Nadie crea que es cosa del pasado. Se ha sentido impulsado el Aparecido a escribir este Pasico al comparar las contrastantes teorías sobre el binomio responsabilidad política-responsabilidad penal de los socialistas andaluces y los madrileños. Conscientes los primeros de los numerosos casos de posible corrupción de sus afines pendientes de resolución judicial en Andalucía, han elaborado un sesudo documento que, en esencia, viene a concluir que no deben constituirse comisiones parlamentarias de investigación en los casos que ya estén judicializados: si el asunto ya está en manos de los jueces, ¿para qué analizarlo en el Parlamento? Opinan sus homólogos madrileños, ilusionados con menoscabar a Almeida y Ayuso, justo lo contrario: aunque los casos referentes a esas dos personas ya están judicializados, urge constituir sendas comisiones de investigación en el Ayuntamiento y la Asamblea, pues una cosa es la responsabilidad penal (por ahora inexistente en ambos casos) y otra la política (deberían dimitir, claro). ¿En qué quedamos? En lo que más nos convenga en cada sitio: Colau, investigada, no debe dimitir porque es víctima de un injusto acoso judicial; Almeida, no imputado, debe dimitir porque la responsabilidad política así lo exige; los cargos andaluces imputados no deben ser políticamente investigados porque ya lo están judicialmente. Tremendo.

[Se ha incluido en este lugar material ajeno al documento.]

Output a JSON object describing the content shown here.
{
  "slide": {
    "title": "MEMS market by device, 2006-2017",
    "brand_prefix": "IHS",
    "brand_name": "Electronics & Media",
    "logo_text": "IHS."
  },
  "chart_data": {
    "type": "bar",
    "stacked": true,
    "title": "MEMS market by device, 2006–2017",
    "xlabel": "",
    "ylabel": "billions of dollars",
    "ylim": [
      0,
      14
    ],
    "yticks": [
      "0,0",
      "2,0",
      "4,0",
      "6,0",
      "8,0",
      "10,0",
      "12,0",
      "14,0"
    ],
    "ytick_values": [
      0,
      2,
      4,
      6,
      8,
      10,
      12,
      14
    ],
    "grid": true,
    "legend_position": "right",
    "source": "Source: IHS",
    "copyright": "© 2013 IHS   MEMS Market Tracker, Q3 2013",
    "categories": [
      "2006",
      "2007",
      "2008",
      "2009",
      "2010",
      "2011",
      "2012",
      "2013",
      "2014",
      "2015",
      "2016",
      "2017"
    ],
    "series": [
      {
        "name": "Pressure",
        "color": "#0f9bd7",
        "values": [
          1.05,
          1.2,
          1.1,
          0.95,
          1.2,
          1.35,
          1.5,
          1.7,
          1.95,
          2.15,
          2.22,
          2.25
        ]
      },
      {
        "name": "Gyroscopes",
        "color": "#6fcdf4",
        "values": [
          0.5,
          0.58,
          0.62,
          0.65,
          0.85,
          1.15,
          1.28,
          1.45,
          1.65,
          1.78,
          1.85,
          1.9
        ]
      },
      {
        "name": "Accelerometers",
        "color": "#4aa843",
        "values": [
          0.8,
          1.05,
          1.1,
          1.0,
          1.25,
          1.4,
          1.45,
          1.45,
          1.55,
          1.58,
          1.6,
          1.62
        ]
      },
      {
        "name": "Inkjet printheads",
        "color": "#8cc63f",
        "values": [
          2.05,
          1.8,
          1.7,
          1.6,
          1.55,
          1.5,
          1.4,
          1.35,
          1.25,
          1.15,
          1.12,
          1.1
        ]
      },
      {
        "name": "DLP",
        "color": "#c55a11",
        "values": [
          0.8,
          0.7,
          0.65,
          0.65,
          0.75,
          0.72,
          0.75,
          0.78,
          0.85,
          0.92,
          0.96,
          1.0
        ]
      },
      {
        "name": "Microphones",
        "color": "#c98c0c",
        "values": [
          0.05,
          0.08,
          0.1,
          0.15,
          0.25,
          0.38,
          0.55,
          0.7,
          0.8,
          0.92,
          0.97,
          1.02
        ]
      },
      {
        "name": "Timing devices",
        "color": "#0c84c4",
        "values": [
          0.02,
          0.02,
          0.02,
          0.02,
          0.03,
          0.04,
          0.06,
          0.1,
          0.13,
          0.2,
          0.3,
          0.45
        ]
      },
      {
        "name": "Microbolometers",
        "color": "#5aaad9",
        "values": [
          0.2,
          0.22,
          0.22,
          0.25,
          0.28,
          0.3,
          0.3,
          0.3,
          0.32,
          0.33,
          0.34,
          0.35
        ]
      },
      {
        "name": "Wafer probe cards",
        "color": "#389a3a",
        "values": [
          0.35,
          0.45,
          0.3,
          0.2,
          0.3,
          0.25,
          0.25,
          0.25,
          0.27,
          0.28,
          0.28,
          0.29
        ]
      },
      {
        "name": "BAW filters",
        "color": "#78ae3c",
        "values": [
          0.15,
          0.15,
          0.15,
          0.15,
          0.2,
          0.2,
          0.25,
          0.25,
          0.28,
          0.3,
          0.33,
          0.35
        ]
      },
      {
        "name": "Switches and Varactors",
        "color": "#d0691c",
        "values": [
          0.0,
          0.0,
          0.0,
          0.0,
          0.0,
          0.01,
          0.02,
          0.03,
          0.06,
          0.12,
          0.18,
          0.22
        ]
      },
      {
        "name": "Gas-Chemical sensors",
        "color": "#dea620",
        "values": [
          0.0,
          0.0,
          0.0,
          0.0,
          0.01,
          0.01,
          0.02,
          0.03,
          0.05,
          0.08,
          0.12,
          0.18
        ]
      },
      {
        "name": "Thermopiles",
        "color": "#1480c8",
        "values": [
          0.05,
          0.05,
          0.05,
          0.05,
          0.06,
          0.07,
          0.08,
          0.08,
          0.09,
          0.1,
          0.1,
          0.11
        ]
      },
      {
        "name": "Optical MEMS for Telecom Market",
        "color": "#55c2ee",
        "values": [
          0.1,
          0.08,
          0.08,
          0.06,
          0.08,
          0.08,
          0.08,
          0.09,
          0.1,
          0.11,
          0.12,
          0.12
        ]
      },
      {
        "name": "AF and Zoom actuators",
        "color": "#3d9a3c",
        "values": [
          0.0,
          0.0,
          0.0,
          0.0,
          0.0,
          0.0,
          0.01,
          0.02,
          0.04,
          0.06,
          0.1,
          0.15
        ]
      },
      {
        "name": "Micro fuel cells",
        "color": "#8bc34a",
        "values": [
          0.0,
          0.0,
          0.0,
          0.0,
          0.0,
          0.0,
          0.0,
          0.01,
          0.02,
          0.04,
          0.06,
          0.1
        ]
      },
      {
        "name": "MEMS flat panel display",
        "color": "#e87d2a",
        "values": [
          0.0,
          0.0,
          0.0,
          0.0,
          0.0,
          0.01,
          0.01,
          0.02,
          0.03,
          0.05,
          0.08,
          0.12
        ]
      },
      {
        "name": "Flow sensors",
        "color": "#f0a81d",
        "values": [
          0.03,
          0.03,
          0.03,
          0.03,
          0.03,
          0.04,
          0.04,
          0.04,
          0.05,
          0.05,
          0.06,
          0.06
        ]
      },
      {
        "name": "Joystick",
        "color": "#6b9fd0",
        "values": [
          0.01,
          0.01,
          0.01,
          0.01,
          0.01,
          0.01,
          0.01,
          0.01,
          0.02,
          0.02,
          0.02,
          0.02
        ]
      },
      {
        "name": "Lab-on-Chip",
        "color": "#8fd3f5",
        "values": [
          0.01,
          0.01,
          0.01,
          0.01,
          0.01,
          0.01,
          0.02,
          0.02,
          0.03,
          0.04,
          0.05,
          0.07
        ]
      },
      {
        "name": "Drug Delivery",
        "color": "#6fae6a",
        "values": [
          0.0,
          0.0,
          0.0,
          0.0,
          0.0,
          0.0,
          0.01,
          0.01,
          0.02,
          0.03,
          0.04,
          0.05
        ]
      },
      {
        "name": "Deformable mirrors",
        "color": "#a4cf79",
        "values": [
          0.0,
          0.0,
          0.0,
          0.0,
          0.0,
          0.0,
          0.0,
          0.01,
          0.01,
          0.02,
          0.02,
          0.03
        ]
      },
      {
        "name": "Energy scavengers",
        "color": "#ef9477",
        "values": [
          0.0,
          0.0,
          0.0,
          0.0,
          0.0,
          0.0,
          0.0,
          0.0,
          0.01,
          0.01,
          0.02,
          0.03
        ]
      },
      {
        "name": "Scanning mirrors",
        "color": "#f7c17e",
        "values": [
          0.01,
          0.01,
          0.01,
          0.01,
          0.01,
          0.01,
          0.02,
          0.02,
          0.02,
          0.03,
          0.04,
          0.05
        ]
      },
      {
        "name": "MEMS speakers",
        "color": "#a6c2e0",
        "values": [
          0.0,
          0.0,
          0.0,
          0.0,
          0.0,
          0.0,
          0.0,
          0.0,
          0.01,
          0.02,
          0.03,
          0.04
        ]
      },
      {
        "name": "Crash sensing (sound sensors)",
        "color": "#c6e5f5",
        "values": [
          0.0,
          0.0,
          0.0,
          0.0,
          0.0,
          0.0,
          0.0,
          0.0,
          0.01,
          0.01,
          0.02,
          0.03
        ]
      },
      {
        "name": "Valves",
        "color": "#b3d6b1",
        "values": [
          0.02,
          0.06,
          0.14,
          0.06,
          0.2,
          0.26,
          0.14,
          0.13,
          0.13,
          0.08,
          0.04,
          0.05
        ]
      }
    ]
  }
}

Lejos de ceñirse a lamentos plañideros, el Aparecido articulará una propuesta de cómo conjugar las responsabilidades políticas con las penales que tiene dos ventajas: es de aplicación universal, valiendo tanto para tirios como para troyanos, y es de una extrema sencillez, sin que se requiera apenas nada para materializarla. Hela aquí: las responsabilidades penales les establecen los jueces, y nadie más que los jueces; las responsabilidades políticas las establecen los votantes, y nadie más que los votantes. Eso querría decir que nadie, aunque sea del otro campo, tendría que dimitir antes de que hubiese una sentencia contra él (o al menos antes de que le abriesen juicio), pero también implicaría que los votantes tendrían la última palabra en lo referente al futuro político del encausado.

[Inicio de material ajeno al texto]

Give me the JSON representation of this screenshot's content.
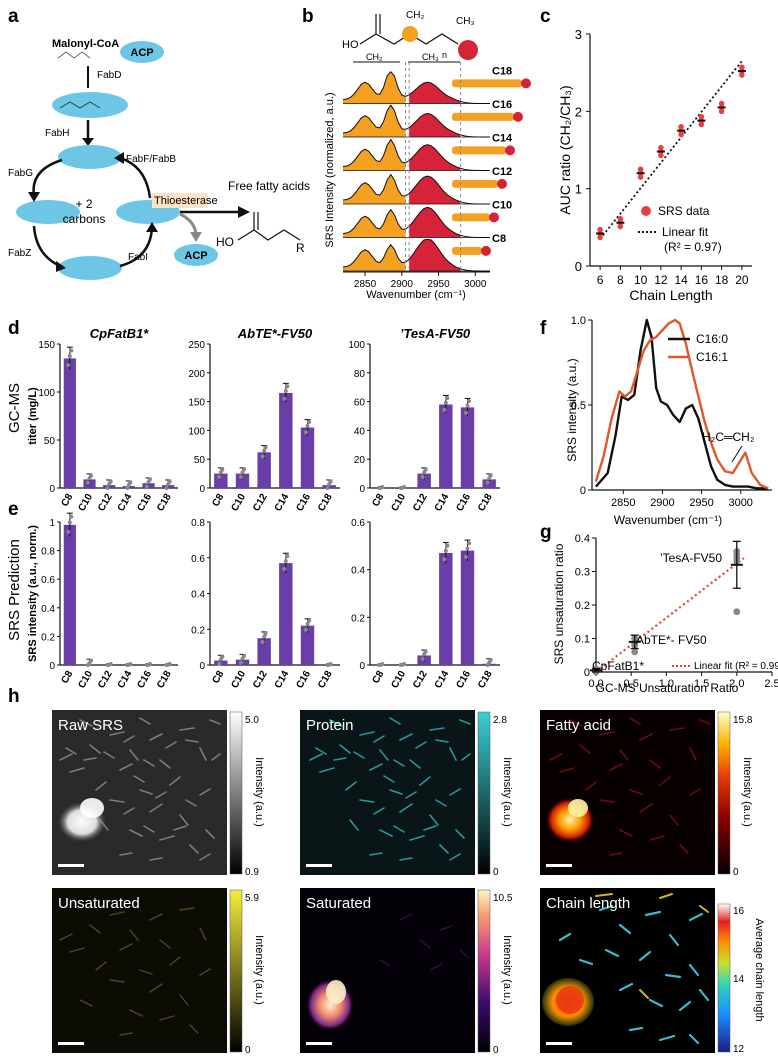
{
  "panels": {
    "a": {
      "label": "a",
      "malonyl": "Malonyl-CoA",
      "acp": "ACP",
      "fabD": "FabD",
      "fabH": "FabH",
      "fabG": "FabG",
      "fabZ": "FabZ",
      "fabI": "FabI",
      "fabF": "FabF/FabB",
      "plus2": "+ 2",
      "carbons": "carbons",
      "thioesterase": "Thioesterase",
      "ffa": "Free fatty acids",
      "ho": "HO",
      "r": "R"
    },
    "b": {
      "label": "b",
      "ylabel": "SRS Intensity (normalized, a.u.)",
      "xlabel": "Wavenumber (cm⁻¹)",
      "xticks": [
        "2850",
        "2900",
        "2950",
        "3000"
      ],
      "ch2": "CH₂",
      "ch3": "CH₃",
      "ho": "HO",
      "n": "n",
      "chains": [
        "C18",
        "C16",
        "C14",
        "C12",
        "C10",
        "C8"
      ]
    },
    "c": {
      "label": "c",
      "legend_data": "SRS data",
      "legend_fit": "Linear fit",
      "legend_r2": "(R² = 0.97)"
    },
    "d": {
      "label": "d",
      "row_title": "GC-MS"
    },
    "e": {
      "label": "e",
      "row_title": "SRS Prediction"
    },
    "f": {
      "label": "f",
      "ylabel": "SRS intensity (a.u.)",
      "xlabel": "Wavenumber (cm⁻¹)",
      "legend": [
        "C16:0",
        "C16:1"
      ],
      "annot": "H₂C═CH₂"
    },
    "g": {
      "label": "g",
      "ylabel": "SRS unsaturation ratio",
      "xlabel": "GC-MS Unsaturation Ratio",
      "labels": [
        "’TesA-FV50",
        "AbTE*- FV50",
        "CpFatB1*"
      ],
      "fit": "Linear fit (R² = 0.99)"
    },
    "h": {
      "label": "h",
      "images": [
        {
          "title": "Raw SRS",
          "max": "5.0",
          "min": "0.9",
          "cb_label": "Intensity (a.u.)"
        },
        {
          "title": "Protein",
          "max": "2.8",
          "min": "0",
          "cb_label": "Intensity (a.u.)"
        },
        {
          "title": "Fatty acid",
          "max": "15.8",
          "min": "0",
          "cb_label": "Intensity (a.u.)"
        },
        {
          "title": "Unsaturated",
          "max": "5.9",
          "min": "0",
          "cb_label": "Intensity (a.u.)"
        },
        {
          "title": "Saturated",
          "max": "10.5",
          "min": "0",
          "cb_label": "Intensity (a.u.)"
        },
        {
          "title": "Chain length",
          "max": "16",
          "mid": "14",
          "min": "12",
          "cb_label": "Average chain length"
        }
      ]
    }
  },
  "chart_data": [
    {
      "id": "c",
      "type": "scatter",
      "xlabel": "Chain Length",
      "ylabel": "AUC ratio (CH₂/CH₃)",
      "xlim": [
        5,
        21
      ],
      "ylim": [
        0,
        3
      ],
      "xticks": [
        6,
        8,
        10,
        12,
        14,
        16,
        18,
        20
      ],
      "yticks": [
        0,
        1,
        2,
        3
      ],
      "x": [
        6,
        8,
        10,
        12,
        14,
        16,
        18,
        20
      ],
      "y": [
        0.42,
        0.56,
        1.2,
        1.48,
        1.75,
        1.88,
        2.05,
        2.52
      ],
      "fit": {
        "x": [
          6,
          20
        ],
        "y": [
          0.35,
          2.65
        ]
      }
    },
    {
      "id": "d1",
      "type": "bar",
      "title": "CpFatB1*",
      "ylabel": "titer (mg/L)",
      "categories": [
        "C8",
        "C10",
        "C12",
        "C14",
        "C16",
        "C18"
      ],
      "values": [
        135,
        9,
        3,
        2,
        5,
        3
      ],
      "ylim": [
        0,
        150
      ],
      "yticks": [
        0,
        50,
        100,
        150
      ]
    },
    {
      "id": "d2",
      "type": "bar",
      "title": "AbTE*-FV50",
      "categories": [
        "C8",
        "C10",
        "C12",
        "C14",
        "C16",
        "C18"
      ],
      "values": [
        25,
        25,
        62,
        165,
        105,
        5
      ],
      "ylim": [
        0,
        250
      ],
      "yticks": [
        0,
        50,
        100,
        150,
        200,
        250
      ]
    },
    {
      "id": "d3",
      "type": "bar",
      "title": "’TesA-FV50",
      "categories": [
        "C8",
        "C10",
        "C12",
        "C14",
        "C16",
        "C18"
      ],
      "values": [
        0,
        0,
        10,
        58,
        56,
        6
      ],
      "ylim": [
        0,
        100
      ],
      "yticks": [
        0,
        20,
        40,
        60,
        80,
        100
      ]
    },
    {
      "id": "e1",
      "type": "bar",
      "ylabel": "SRS intensity (a.u., norm.)",
      "categories": [
        "C8",
        "C10",
        "C12",
        "C14",
        "C16",
        "C18"
      ],
      "values": [
        0.98,
        0.005,
        0,
        0,
        0,
        0
      ],
      "ylim": [
        0,
        1.0
      ],
      "yticks": [
        0,
        0.2,
        0.4,
        0.6,
        0.8,
        1.0
      ]
    },
    {
      "id": "e2",
      "type": "bar",
      "categories": [
        "C8",
        "C10",
        "C12",
        "C14",
        "C16",
        "C18"
      ],
      "values": [
        0.025,
        0.03,
        0.15,
        0.57,
        0.22,
        0
      ],
      "ylim": [
        0,
        0.8
      ],
      "yticks": [
        0,
        0.2,
        0.4,
        0.6,
        0.8
      ]
    },
    {
      "id": "e3",
      "type": "bar",
      "categories": [
        "C8",
        "C10",
        "C12",
        "C14",
        "C16",
        "C18"
      ],
      "values": [
        0,
        0,
        0.04,
        0.47,
        0.48,
        0.005
      ],
      "ylim": [
        0,
        0.6
      ],
      "yticks": [
        0,
        0.2,
        0.4,
        0.6
      ]
    },
    {
      "id": "f",
      "type": "line",
      "xlim": [
        2810,
        3040
      ],
      "ylim": [
        0,
        1.0
      ],
      "xticks": [
        2850,
        2900,
        2950,
        3000
      ],
      "yticks": [
        0,
        0.5,
        1.0
      ],
      "series": [
        {
          "name": "C16:0",
          "color": "#111111",
          "x": [
            2815,
            2830,
            2840,
            2848,
            2856,
            2864,
            2872,
            2880,
            2886,
            2892,
            2898,
            2906,
            2914,
            2922,
            2930,
            2938,
            2946,
            2954,
            2962,
            2970,
            2980,
            2990,
            3000,
            3010,
            3020,
            3035
          ],
          "y": [
            0.02,
            0.1,
            0.32,
            0.55,
            0.53,
            0.56,
            0.82,
            1.0,
            0.9,
            0.6,
            0.52,
            0.5,
            0.44,
            0.4,
            0.48,
            0.5,
            0.42,
            0.28,
            0.14,
            0.06,
            0.03,
            0.02,
            0.02,
            0.02,
            0.01,
            0.01
          ]
        },
        {
          "name": "C16:1",
          "color": "#e2572a",
          "x": [
            2815,
            2825,
            2835,
            2845,
            2852,
            2860,
            2868,
            2876,
            2884,
            2892,
            2900,
            2908,
            2916,
            2922,
            2930,
            2938,
            2946,
            2954,
            2962,
            2970,
            2980,
            2990,
            2998,
            3006,
            3014,
            3025,
            3035
          ],
          "y": [
            0.05,
            0.2,
            0.42,
            0.58,
            0.55,
            0.58,
            0.7,
            0.82,
            0.88,
            0.9,
            0.94,
            0.98,
            1.0,
            0.98,
            0.86,
            0.7,
            0.55,
            0.4,
            0.28,
            0.18,
            0.11,
            0.1,
            0.16,
            0.22,
            0.1,
            0.03,
            0.01
          ]
        }
      ]
    },
    {
      "id": "g",
      "type": "scatter",
      "xlim": [
        0,
        2.5
      ],
      "ylim": [
        0,
        0.4
      ],
      "xticks": [
        0.0,
        0.5,
        1.0,
        1.5,
        2.0,
        2.5
      ],
      "yticks": [
        0,
        0.1,
        0.2,
        0.3,
        0.4
      ],
      "points": [
        {
          "x": 0,
          "y": 0.0
        },
        {
          "x": 0,
          "y": 0.01
        },
        {
          "x": 0,
          "y": 0.005
        },
        {
          "x": 0.55,
          "y": 0.06
        },
        {
          "x": 0.55,
          "y": 0.08
        },
        {
          "x": 0.55,
          "y": 0.1
        },
        {
          "x": 0.55,
          "y": 0.1
        },
        {
          "x": 2.0,
          "y": 0.18
        },
        {
          "x": 2.0,
          "y": 0.33
        },
        {
          "x": 2.0,
          "y": 0.34
        },
        {
          "x": 2.0,
          "y": 0.35
        },
        {
          "x": 2.0,
          "y": 0.36
        }
      ],
      "means": [
        {
          "x": 0,
          "y": 0.005,
          "err": 0.005
        },
        {
          "x": 0.55,
          "y": 0.09,
          "err": 0.02
        },
        {
          "x": 2.0,
          "y": 0.32,
          "err": 0.07
        }
      ],
      "fit": {
        "x": [
          0,
          2.1
        ],
        "y": [
          0.0,
          0.34
        ]
      }
    }
  ]
}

Comprende el Aparecido que puede parecer que ese enfoque favorece la impunidad; pero no es así. En realidad, se basa en tres premisas: primero, tomarse en serio la presunción de inocencia, que no es un menor tecnicismo jurídico, sino la garantía de que ninguna jauría política o mediática linchará, política y cívicamente, a nadie; segunda, se trata de prevenir la contaminación política de la justicia, reforzando así la deseable separación de poderes democráticos; tercera; pone a todos en un plano de igualdad, pues sería aplicable a políticos de todos los colores. Incluso tiene resonancias bíblicas: ya saben aquello de que tire la primera piedra el libre de pecado y aquello de con la vara que midas serás medido. No; Pompeya no debió ser repudiada sin prueba cierta de su culpabilidad: Y, además, César era el menos indicado para repudiar a nadie por tratos sexuales: no en vano decían de él que era el marido de todas las mujeres y la mujer de todos los maridos. Hipocresía, ayer como hoy; apliquen la fórmula liberal antes dicha y, al menos, no incurrirán en hipocresía y ventajismo.
Y, por cierto, doten ya de Registro propio en nuestra Región al Consejo de la Trasparencia. Como todos imaginan, la verdadera trasparencia empieza en el registro. Que no tenga que repetirlo.